息子日記 その5

 息子は毎朝7時きっかりに起き、シャワーを浴びる。「めざましテレビ」を見ながらパンを食べ、着替えを済ませる。寝ている母に(わたしだ)時々「起きろー、起きろー」と声を掛ける。「きょうのわんこ」を見ながら歯を磨き、「今日の占いカウントダウン」で牡羊座の順位を確認すると、ランドセルを背負いブルーウェーブの色褪せたキャップを被ってさっさと出かけてしまう。それが8時きっかり。ようやく起きた母が引き留めようとも、心を動かされたりはしないのだ。
 夏休みが終わってからずっと、息子さんはそんな調子で誰に起こされなくてもひとりで目を覚まし、夜更かしの母を起こしてくれる。(でも宿題はしない)。急にそんなに(一部分に特化して)お利口さんになられると、母はとても驚いてしまう。
 最近では『HERO』のキムタクに感化されたのか、(本人はマンガ「BLEACH」の影響だと主張)スペイン語を勉強したいと言い出した。
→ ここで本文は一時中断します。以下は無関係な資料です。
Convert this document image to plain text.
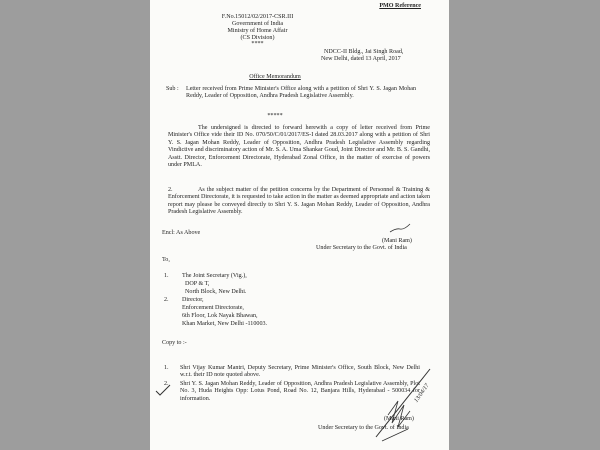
PMO Reference
F.No.15012/02/2017-CSR.III
Government of India
Ministry of Home Affair
(CS Division)
****
NDCC-II Bldg., Jai Singh Road,
New Delhi, dated 13 April, 2017
Office Memorandum
Sub : Letter received from Prime Minister's Office along with a petition of Shri Y. S. Jagan Mohan Reddy, Leader of Opposition, Andhra Pradesh Legislative Assembly.
*****
The undersigned is directed to forward herewith a copy of letter received from Prime Minister's Office vide their ID No. 070/50/C/01/2017/ES-I dated 28.03.2017 along with a petition of Shri Y. S. Jagan Mohan Reddy, Leader of Opposition, Andhra Pradesh Legislative Assembly regarding Vindictive and discriminatory action of Mr. S. A. Uma Shankar Goud, Joint Director and Mr. B. S. Gandhi, Asstt. Director, Enforcement Directorate, Hyderabad Zonal Office, in the matter of exercise of powers under PMLA.
2.	As the subject matter of the petition concerns by the Department of Personnel & Training & Enforcement Directorate, it is requested to take action in the matter as deemed appropriate and action taken report may please be conveyed directly to Shri Y. S. Jagan Mohan Reddy, Leader of Opposition, Andhra Pradesh Legislative Assembly.
Encl: As Above
(Mani Ram)
Under Secretary to the Govt. of India
To,
1. The Joint Secretary (Vig.),
DOP & T,
North Block, New Delhi.
2. Director,
Enforcement Directorate,
6th Floor, Lok Nayak Bhawan,
Khan Market, New Delhi -110003.
Copy to :-
1. Shri Vijay Kumar Mantri, Deputy Secretary, Prime Minister's Office, South Block, New Delhi w.r.t. their ID note quoted above.
2. Shri Y. S. Jagan Mohan Reddy, Leader of Opposition, Andhra Pradesh Legislative Assembly, Plot No. 3, Huda Heights Opp: Lotus Pond, Road No. 12, Banjara Hills, Hyderabad - 500034 for information.	13/04/17
(Mani Ram)
Under Secretary to the Govt. of India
そんなの続くわけ無いのに、ぶつぶつ。散々文句を言いながらも、ちゃんとリクエストどおりにスペイン語の本を買ってきてあげる優しい母(それはわたし)。本を眺めながら、ふたりで毎日「ムーチョ グスト(はじめまして)」と握手をする。「アディオス」と息子を学校へ送り出す日は、いつまで続くのだろう。